Less Than Kind, a half-hour comedy to launch soon on CityTV, follows the life of 15-year-old Sheldon Blecher, an overweight high school student with a self-destructive driving-instructor father, a pyromaniac mother and a failed-actor brother who still lives at home. McKinney is producer and story editor.
Sheldon is "the only adult in his dysfunctional family," McKinney told CBC's Q cultural affairs show, and his life is one no-win situation after another.
McKinney, who created the Chicken Lady and the Headcrusher for Kids in the Hall and went on to write for Saturday Night Live and Studio 60 on the Sunset Strip, said he believes TV audiences are ready for dark drama.
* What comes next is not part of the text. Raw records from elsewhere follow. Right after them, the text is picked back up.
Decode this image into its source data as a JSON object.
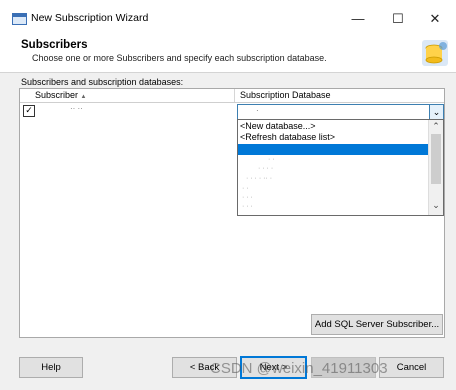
{
  "window": {
    "title": "New Subscription Wizard",
    "minimize": "—",
    "maximize": "☐",
    "close": "✕"
  },
  "header": {
    "title": "Subscribers",
    "subtitle": "Choose one or more Subscribers and specify each subscription database."
  },
  "grid": {
    "label": "Subscribers and subscription databases:",
    "columns": [
      "Subscriber",
      "Subscription Database"
    ],
    "sort_indicator": "▲",
    "row": {
      "checked": true,
      "check_glyph": "✓",
      "subscriber": "·· ··",
      "database": "·",
      "dropdown_arrow": "⌄"
    }
  },
  "dropdown": {
    "options": [
      "<New database...>",
      "<Refresh database list>",
      "",
      "· ·",
      "· ·  · ·",
      "· ·  · ·  ·· ·",
      "· ·",
      "· ·  ·",
      "·  · ·"
    ],
    "selected_index": 2,
    "scroll_up": "⌃",
    "scroll_down": "⌄"
  },
  "buttons": {
    "add_sql_server": "Add SQL Server Subscriber...",
    "help": "Help",
    "back": "< Back",
    "next": "Next >",
    "finish": "",
    "cancel": "Cancel"
  },
  "colors": {
    "selection": "#0078d7",
    "accent": "#3c7fb1"
  },
  "watermark": "CSDN @weixin_41911303"
}
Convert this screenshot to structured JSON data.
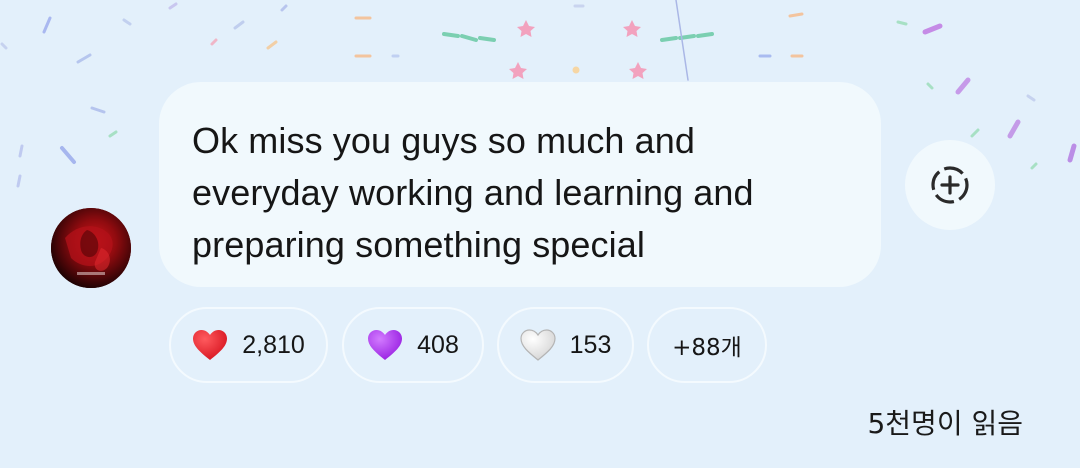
{
  "message": {
    "lines": [
      "Ok miss you guys so much and",
      "everyday working and learning and",
      "preparing something special"
    ]
  },
  "add_reaction": {
    "icon": "add-reaction-icon"
  },
  "reactions": [
    {
      "icon": "red-heart-icon",
      "count": "2,810",
      "color": "#e8202c"
    },
    {
      "icon": "purple-heart-icon",
      "count": "408",
      "color": "#a338e6"
    },
    {
      "icon": "white-heart-icon",
      "count": "153",
      "color": "#f4f4f4"
    },
    {
      "icon": "",
      "count": "+88개"
    }
  ],
  "read_status": "5천명이 읽음",
  "colors": {
    "background": "#e3f0fb",
    "bubble": "#f1f9fd"
  }
}
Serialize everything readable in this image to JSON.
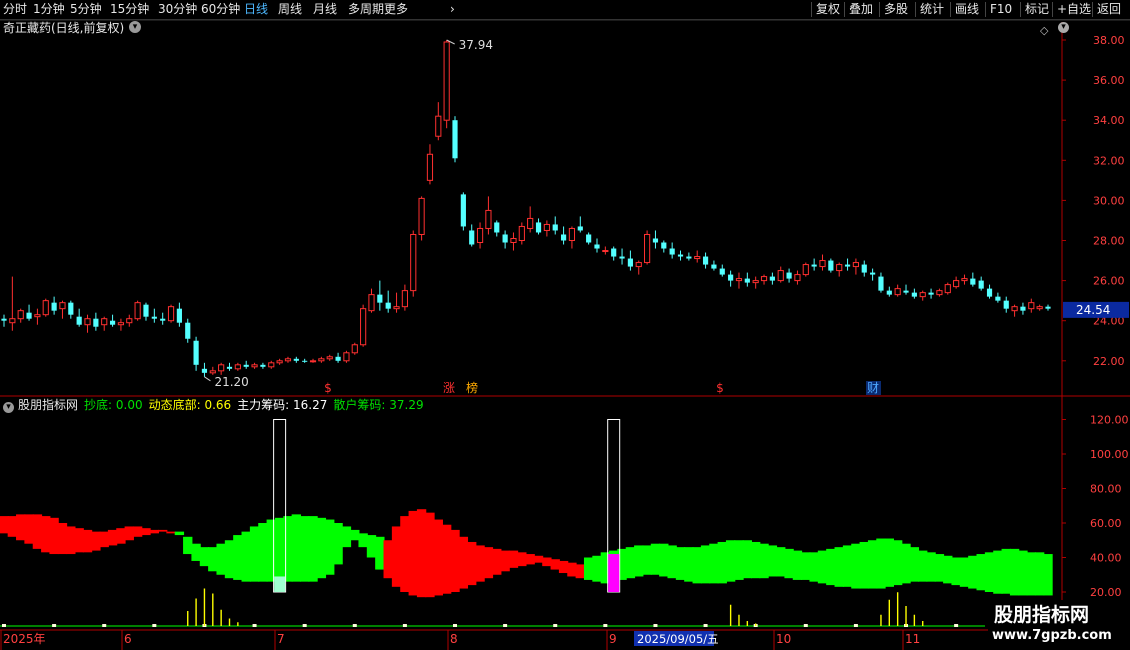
{
  "toolbar": {
    "periods": [
      "分时",
      "1分钟",
      "5分钟",
      "15分钟",
      "30分钟",
      "60分钟",
      "日线",
      "周线",
      "月线",
      "多周期",
      "更多"
    ],
    "selected_period": "日线",
    "right_buttons": [
      "复权",
      "叠加",
      "多股",
      "统计",
      "画线",
      "F10",
      "标记",
      "+自选",
      "返回"
    ]
  },
  "main_panel": {
    "title": "奇正藏药(日线,前复权)",
    "high_label": "37.94",
    "low_label": "21.20",
    "current_price": "24.54",
    "event_markers": [
      {
        "text": "$",
        "color": "#ff3030"
      },
      {
        "text": "涨",
        "color": "#ff3030"
      },
      {
        "text": "榜",
        "color": "#ffaa00"
      },
      {
        "text": "$",
        "color": "#ff3030"
      },
      {
        "text": "财",
        "color": "#4da6ff"
      }
    ]
  },
  "indicator_panel": {
    "name": "股朋指标网",
    "values": [
      {
        "label": "抄底: 0.00",
        "color": "#00e000"
      },
      {
        "label": "动态底部: 0.66",
        "color": "#ffff00"
      },
      {
        "label": "主力筹码: 16.27",
        "color": "#ffffff"
      },
      {
        "label": "散户筹码: 37.29",
        "color": "#00e000"
      }
    ]
  },
  "date_axis": {
    "labels": [
      "2025年",
      "6",
      "7",
      "8",
      "9",
      "10",
      "11"
    ],
    "cursor_date": "2025/09/05/五"
  },
  "watermark": {
    "title": "股朋指标网",
    "url": "www.7gpzb.com"
  },
  "colors": {
    "up": "#ff3030",
    "down": "#54ffff",
    "axis": "#b00000",
    "green": "#00ff00",
    "red": "#ff0000",
    "magenta": "#ff00ff",
    "accent": "#4db8ff"
  },
  "chart_data": {
    "type": "candlestick",
    "ylim": [
      21,
      39
    ],
    "yticks": [
      "22.00",
      "24.00",
      "26.00",
      "28.00",
      "30.00",
      "32.00",
      "34.00",
      "36.00",
      "38.00"
    ],
    "ohlc": [
      [
        24.1,
        24.3,
        23.7,
        24.0
      ],
      [
        23.9,
        26.2,
        23.5,
        24.1
      ],
      [
        24.1,
        24.6,
        23.9,
        24.5
      ],
      [
        24.4,
        24.8,
        24.0,
        24.1
      ],
      [
        24.2,
        24.6,
        23.8,
        24.3
      ],
      [
        24.3,
        25.1,
        24.2,
        25.0
      ],
      [
        24.9,
        25.2,
        24.3,
        24.5
      ],
      [
        24.6,
        25.0,
        24.1,
        24.9
      ],
      [
        24.9,
        25.0,
        24.1,
        24.3
      ],
      [
        24.2,
        24.6,
        23.7,
        23.8
      ],
      [
        23.8,
        24.3,
        23.4,
        24.1
      ],
      [
        24.1,
        24.4,
        23.5,
        23.7
      ],
      [
        23.8,
        24.2,
        23.5,
        24.1
      ],
      [
        24.0,
        24.3,
        23.7,
        23.8
      ],
      [
        23.8,
        24.1,
        23.5,
        23.9
      ],
      [
        23.9,
        24.3,
        23.7,
        24.1
      ],
      [
        24.1,
        25.0,
        24.0,
        24.9
      ],
      [
        24.8,
        24.9,
        24.0,
        24.2
      ],
      [
        24.2,
        24.6,
        23.9,
        24.1
      ],
      [
        24.1,
        24.4,
        23.8,
        24.0
      ],
      [
        24.0,
        24.8,
        23.9,
        24.7
      ],
      [
        24.6,
        24.9,
        23.7,
        23.9
      ],
      [
        23.9,
        24.1,
        22.9,
        23.1
      ],
      [
        23.0,
        23.2,
        21.5,
        21.8
      ],
      [
        21.6,
        21.9,
        21.2,
        21.4
      ],
      [
        21.4,
        21.7,
        21.3,
        21.5
      ],
      [
        21.5,
        21.9,
        21.3,
        21.8
      ],
      [
        21.7,
        21.9,
        21.5,
        21.6
      ],
      [
        21.6,
        21.9,
        21.5,
        21.8
      ],
      [
        21.8,
        22.0,
        21.6,
        21.7
      ],
      [
        21.7,
        21.9,
        21.6,
        21.8
      ],
      [
        21.8,
        21.9,
        21.6,
        21.7
      ],
      [
        21.7,
        22.0,
        21.6,
        21.9
      ],
      [
        21.9,
        22.1,
        21.8,
        22.0
      ],
      [
        22.0,
        22.2,
        21.9,
        22.1
      ],
      [
        22.1,
        22.2,
        21.9,
        22.0
      ],
      [
        22.0,
        22.1,
        21.9,
        21.95
      ],
      [
        21.95,
        22.1,
        21.9,
        22.0
      ],
      [
        22.0,
        22.2,
        21.9,
        22.1
      ],
      [
        22.1,
        22.3,
        22.0,
        22.2
      ],
      [
        22.2,
        22.4,
        21.9,
        22.0
      ],
      [
        22.0,
        22.5,
        21.9,
        22.4
      ],
      [
        22.4,
        22.9,
        22.3,
        22.8
      ],
      [
        22.8,
        24.8,
        22.7,
        24.6
      ],
      [
        24.5,
        25.6,
        24.4,
        25.3
      ],
      [
        25.3,
        26.0,
        24.5,
        24.9
      ],
      [
        24.9,
        25.5,
        24.4,
        24.6
      ],
      [
        24.6,
        25.4,
        24.4,
        24.7
      ],
      [
        24.7,
        25.8,
        24.5,
        25.5
      ],
      [
        25.5,
        28.5,
        25.2,
        28.3
      ],
      [
        28.3,
        30.2,
        28.0,
        30.1
      ],
      [
        31.0,
        32.8,
        30.8,
        32.3
      ],
      [
        33.2,
        34.9,
        33.0,
        34.2
      ],
      [
        34.0,
        38.0,
        33.6,
        37.9
      ],
      [
        34.0,
        34.2,
        31.9,
        32.1
      ],
      [
        30.3,
        30.4,
        28.5,
        28.7
      ],
      [
        28.5,
        28.8,
        27.7,
        27.8
      ],
      [
        27.9,
        28.9,
        27.6,
        28.6
      ],
      [
        28.6,
        30.2,
        28.3,
        29.5
      ],
      [
        28.9,
        29.0,
        28.2,
        28.4
      ],
      [
        28.3,
        28.5,
        27.6,
        27.9
      ],
      [
        27.9,
        28.4,
        27.5,
        28.1
      ],
      [
        28.0,
        28.9,
        27.8,
        28.7
      ],
      [
        28.6,
        29.7,
        28.4,
        29.1
      ],
      [
        28.9,
        29.1,
        28.3,
        28.4
      ],
      [
        28.5,
        29.0,
        28.2,
        28.8
      ],
      [
        28.8,
        29.2,
        28.3,
        28.5
      ],
      [
        28.3,
        28.7,
        27.8,
        28.0
      ],
      [
        28.0,
        28.7,
        27.6,
        28.6
      ],
      [
        28.7,
        29.2,
        28.4,
        28.5
      ],
      [
        28.3,
        28.4,
        27.8,
        27.9
      ],
      [
        27.8,
        28.1,
        27.4,
        27.6
      ],
      [
        27.5,
        27.7,
        27.3,
        27.5
      ],
      [
        27.6,
        27.7,
        27.0,
        27.2
      ],
      [
        27.2,
        27.6,
        26.8,
        27.1
      ],
      [
        27.1,
        27.5,
        26.5,
        26.7
      ],
      [
        26.7,
        27.0,
        26.3,
        26.9
      ],
      [
        26.9,
        28.5,
        26.8,
        28.3
      ],
      [
        28.1,
        28.5,
        27.6,
        27.9
      ],
      [
        27.9,
        28.0,
        27.4,
        27.6
      ],
      [
        27.6,
        27.9,
        27.1,
        27.3
      ],
      [
        27.3,
        27.5,
        27.0,
        27.2
      ],
      [
        27.2,
        27.4,
        27.0,
        27.1
      ],
      [
        27.1,
        27.5,
        26.9,
        27.2
      ],
      [
        27.2,
        27.4,
        26.6,
        26.8
      ],
      [
        26.8,
        27.0,
        26.5,
        26.6
      ],
      [
        26.6,
        26.8,
        26.2,
        26.3
      ],
      [
        26.3,
        26.5,
        25.7,
        26.0
      ],
      [
        26.0,
        26.4,
        25.6,
        26.1
      ],
      [
        26.1,
        26.4,
        25.7,
        25.9
      ],
      [
        25.9,
        26.2,
        25.6,
        26.0
      ],
      [
        26.0,
        26.3,
        25.8,
        26.2
      ],
      [
        26.2,
        26.4,
        25.8,
        26.0
      ],
      [
        26.0,
        26.7,
        25.9,
        26.5
      ],
      [
        26.4,
        26.6,
        25.9,
        26.1
      ],
      [
        26.0,
        26.5,
        25.8,
        26.3
      ],
      [
        26.3,
        26.9,
        26.2,
        26.8
      ],
      [
        26.8,
        27.1,
        26.5,
        26.7
      ],
      [
        26.7,
        27.3,
        26.5,
        27.0
      ],
      [
        27.0,
        27.1,
        26.4,
        26.5
      ],
      [
        26.5,
        26.9,
        26.2,
        26.8
      ],
      [
        26.8,
        27.1,
        26.5,
        26.7
      ],
      [
        26.7,
        27.1,
        26.3,
        26.9
      ],
      [
        26.8,
        27.0,
        26.2,
        26.4
      ],
      [
        26.4,
        26.6,
        26.0,
        26.3
      ],
      [
        26.2,
        26.4,
        25.4,
        25.5
      ],
      [
        25.5,
        25.7,
        25.2,
        25.3
      ],
      [
        25.3,
        25.8,
        25.2,
        25.6
      ],
      [
        25.5,
        25.8,
        25.3,
        25.4
      ],
      [
        25.4,
        25.6,
        25.1,
        25.2
      ],
      [
        25.2,
        25.5,
        25.0,
        25.4
      ],
      [
        25.4,
        25.6,
        25.1,
        25.3
      ],
      [
        25.3,
        25.6,
        25.2,
        25.5
      ],
      [
        25.4,
        25.9,
        25.3,
        25.8
      ],
      [
        25.7,
        26.2,
        25.6,
        26.0
      ],
      [
        26.0,
        26.3,
        25.8,
        26.1
      ],
      [
        26.1,
        26.4,
        25.7,
        25.8
      ],
      [
        26.0,
        26.2,
        25.5,
        25.6
      ],
      [
        25.6,
        25.8,
        25.1,
        25.2
      ],
      [
        25.2,
        25.4,
        24.9,
        25.0
      ],
      [
        25.0,
        25.2,
        24.4,
        24.6
      ],
      [
        24.5,
        24.8,
        24.2,
        24.7
      ],
      [
        24.7,
        24.9,
        24.3,
        24.5
      ],
      [
        24.6,
        25.1,
        24.4,
        24.9
      ],
      [
        24.6,
        24.8,
        24.5,
        24.7
      ],
      [
        24.7,
        24.8,
        24.5,
        24.6
      ]
    ],
    "indicator": {
      "ylim": [
        15,
        125
      ],
      "yticks": [
        "20.00",
        "40.00",
        "60.00",
        "80.00",
        "100.00",
        "120.00"
      ],
      "main_chip_upper": [
        64,
        64,
        65,
        65,
        65,
        64,
        63,
        60,
        58,
        57,
        56,
        55,
        55,
        56,
        57,
        58,
        58,
        57,
        56,
        56,
        55,
        55,
        52,
        48,
        46,
        46,
        48,
        50,
        53,
        55,
        58,
        60,
        62,
        63,
        64,
        65,
        64,
        64,
        63,
        62,
        60,
        58,
        56,
        54,
        53,
        52,
        50,
        58,
        64,
        67,
        68,
        66,
        62,
        59,
        56,
        52,
        49,
        47,
        46,
        45,
        44,
        44,
        43,
        42,
        41,
        40,
        39,
        38,
        37,
        36,
        40,
        41,
        43,
        44,
        45,
        46,
        47,
        47,
        48,
        48,
        47,
        46,
        46,
        46,
        47,
        48,
        49,
        50,
        50,
        50,
        49,
        48,
        47,
        46,
        45,
        44,
        43,
        43,
        44,
        45,
        46,
        47,
        48,
        49,
        50,
        51,
        51,
        50,
        48,
        46,
        44,
        43,
        42,
        41,
        40,
        40,
        41,
        42,
        43,
        44,
        45,
        45,
        44,
        43,
        43,
        42,
        42,
        42,
        42
      ],
      "main_chip_lower": [
        54,
        52,
        50,
        48,
        45,
        43,
        42,
        42,
        42,
        43,
        43,
        44,
        46,
        47,
        48,
        50,
        52,
        53,
        54,
        55,
        54,
        53,
        42,
        38,
        35,
        32,
        30,
        28,
        27,
        26,
        26,
        26,
        26,
        26,
        26,
        26,
        26,
        26,
        28,
        30,
        36,
        46,
        50,
        46,
        40,
        33,
        28,
        23,
        20,
        18,
        17,
        17,
        18,
        19,
        20,
        22,
        24,
        26,
        28,
        30,
        32,
        34,
        35,
        36,
        37,
        35,
        33,
        31,
        29,
        28,
        27,
        26,
        25,
        26,
        27,
        28,
        29,
        30,
        30,
        29,
        28,
        27,
        26,
        25,
        25,
        25,
        25,
        26,
        27,
        28,
        28,
        28,
        29,
        29,
        28,
        27,
        27,
        26,
        25,
        24,
        23,
        23,
        22,
        22,
        22,
        22,
        23,
        24,
        25,
        26,
        26,
        26,
        26,
        25,
        24,
        23,
        22,
        21,
        20,
        19,
        19,
        18,
        18,
        18,
        18,
        18,
        18,
        18,
        18
      ],
      "segments": [
        {
          "from": 0,
          "to": 20,
          "color": "red"
        },
        {
          "from": 21,
          "to": 45,
          "color": "green"
        },
        {
          "from": 46,
          "to": 69,
          "color": "red"
        },
        {
          "from": 70,
          "to": 128,
          "color": "green"
        }
      ],
      "outline_bars": [
        {
          "index": 33,
          "top": 120,
          "fill_top": 29,
          "fill_color": "#a0ffd0"
        },
        {
          "index": 73,
          "top": 120,
          "fill_top": 42,
          "fill_color": "#ff00ff"
        }
      ],
      "volume_spikes": [
        {
          "index": 22,
          "value": 12
        },
        {
          "index": 23,
          "value": 22
        },
        {
          "index": 24,
          "value": 30
        },
        {
          "index": 25,
          "value": 26
        },
        {
          "index": 26,
          "value": 13
        },
        {
          "index": 27,
          "value": 6
        },
        {
          "index": 28,
          "value": 3
        },
        {
          "index": 87,
          "value": 17
        },
        {
          "index": 88,
          "value": 9
        },
        {
          "index": 89,
          "value": 4
        },
        {
          "index": 90,
          "value": 2
        },
        {
          "index": 105,
          "value": 9
        },
        {
          "index": 106,
          "value": 21
        },
        {
          "index": 107,
          "value": 27
        },
        {
          "index": 108,
          "value": 16
        },
        {
          "index": 109,
          "value": 9
        },
        {
          "index": 110,
          "value": 4
        }
      ]
    }
  }
}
"They've been getting trained for a long time to embrace the dark side. If you look at the Emmy Awards or Geminis for the last few years, you see the dark interesting shows dominating in drama," he said, referring to programs such as Arrested Development and Weeds.
"You want your characters to have afflictions and have to deal with things. In this case, he's just overweight but really, what he's carrying is the burden of this tremendously dysfunctional family."
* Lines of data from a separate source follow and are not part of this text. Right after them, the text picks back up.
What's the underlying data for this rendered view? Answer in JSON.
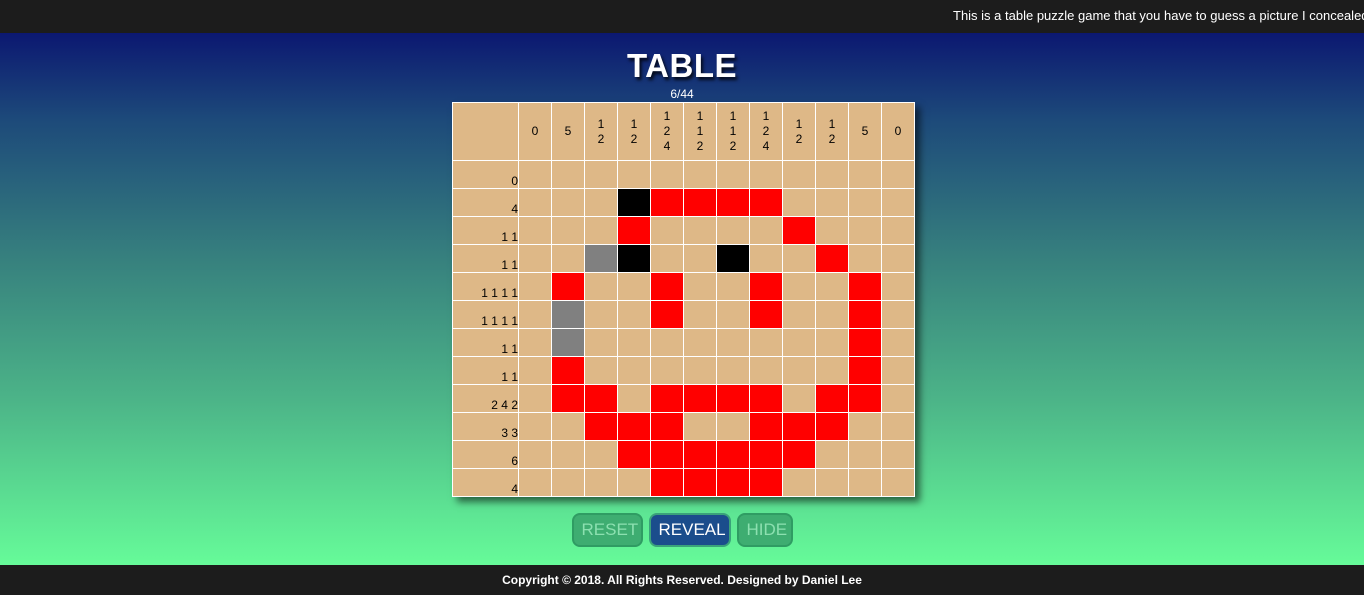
{
  "marquee": "This is a table puzzle game that you have to guess a picture I concealed",
  "title": "TABLE",
  "counter": "6/44",
  "board": {
    "column_clues": [
      [
        "0"
      ],
      [
        "5"
      ],
      [
        "1",
        "2"
      ],
      [
        "1",
        "2"
      ],
      [
        "1",
        "2",
        "4"
      ],
      [
        "1",
        "1",
        "2"
      ],
      [
        "1",
        "1",
        "2"
      ],
      [
        "1",
        "2",
        "4"
      ],
      [
        "1",
        "2"
      ],
      [
        "1",
        "2"
      ],
      [
        "5"
      ],
      [
        "0"
      ]
    ],
    "row_clues": [
      "0",
      "4",
      "1 1",
      "1 1",
      "1 1 1 1",
      "1 1 1 1",
      "1 1",
      "1 1",
      "2 4 2",
      "3 3",
      "6",
      "4"
    ],
    "cell_states_legend": {
      "0": "empty",
      "1": "filled-red",
      "2": "marked-black",
      "3": "marked-gray"
    },
    "cells": [
      [
        0,
        0,
        0,
        0,
        0,
        0,
        0,
        0,
        0,
        0,
        0,
        0
      ],
      [
        0,
        0,
        0,
        2,
        1,
        1,
        1,
        1,
        0,
        0,
        0,
        0
      ],
      [
        0,
        0,
        0,
        1,
        0,
        0,
        0,
        0,
        1,
        0,
        0,
        0
      ],
      [
        0,
        0,
        3,
        2,
        0,
        0,
        2,
        0,
        0,
        1,
        0,
        0
      ],
      [
        0,
        1,
        0,
        0,
        1,
        0,
        0,
        1,
        0,
        0,
        1,
        0
      ],
      [
        0,
        3,
        0,
        0,
        1,
        0,
        0,
        1,
        0,
        0,
        1,
        0
      ],
      [
        0,
        3,
        0,
        0,
        0,
        0,
        0,
        0,
        0,
        0,
        1,
        0
      ],
      [
        0,
        1,
        0,
        0,
        0,
        0,
        0,
        0,
        0,
        0,
        1,
        0
      ],
      [
        0,
        1,
        1,
        0,
        1,
        1,
        1,
        1,
        0,
        1,
        1,
        0
      ],
      [
        0,
        0,
        1,
        1,
        1,
        0,
        0,
        1,
        1,
        1,
        0,
        0
      ],
      [
        0,
        0,
        0,
        1,
        1,
        1,
        1,
        1,
        1,
        0,
        0,
        0
      ],
      [
        0,
        0,
        0,
        0,
        1,
        1,
        1,
        1,
        0,
        0,
        0,
        0
      ]
    ],
    "colors": {
      "background": "#deb887",
      "filled": "#ff0000",
      "black": "#000000",
      "gray": "#808080",
      "grid_line": "#ffffff"
    }
  },
  "buttons": {
    "reset_label": "RESET",
    "reveal_label": "REVEAL",
    "hide_label": "HIDE"
  },
  "footer": {
    "copyright": "Copyright © 2018. All Rights Reserved. Designed by Daniel Lee"
  }
}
Jesse Comacho plays Sheldon, the 15-year-old protagonist of Less Than Kind. (Allen Fraser/Breakthrough Films-Buffalo Gals) Choosing a character like Sheldon as a protagonist is a legacy of McKinney's time with Canadian comedy troupe Kids in the Hall, he said.
"This really is a tradition going back to Kids in the Hall. We would write the weirdest sketch we could and then try and make it accessible to the audience," he said.
It's risky TV, but cable TV makes it possible to build a loyal audience among the people "who get it," McKinney said.
The new series is shot in Winnipeg, which stars as itself, and the main characters do their best to make fun of their hometown, with the father, played by Maury Chaykin, at one point admitting that the city's sole strength is its great parking.
Chaykin anchors show: McKinney
"We love Winnipeg — even though the last three words of our theme song, which is by [Winnipeg band] The Weakerthans, is 'We hate Winnipeg,'" McKinney said.
McKinney said the anchor of Less Than Kind is Chaykin, a Canadian-American actor whose previous credits include Nero Wolfe, Entourage and At the Hotel.
"The one thing you have to have to walk that [kind of comedy] to the audience in a palatable way is you have to have great actors," McKinney said.
"We have Maury Chaykin, which is everything we needed, and then the casting gods rained their love on us with Jesse Comacho and Wendel Meldrum and local casting in Winnipeg."
The show also stars Benjamin Arthur, Emma Bambrick and Nancy Sorel.
McKinney said he hopes to see Less Than Kind on U.S. cable to extend the reach of the show. The show debuts Oct. 13 on CityTV.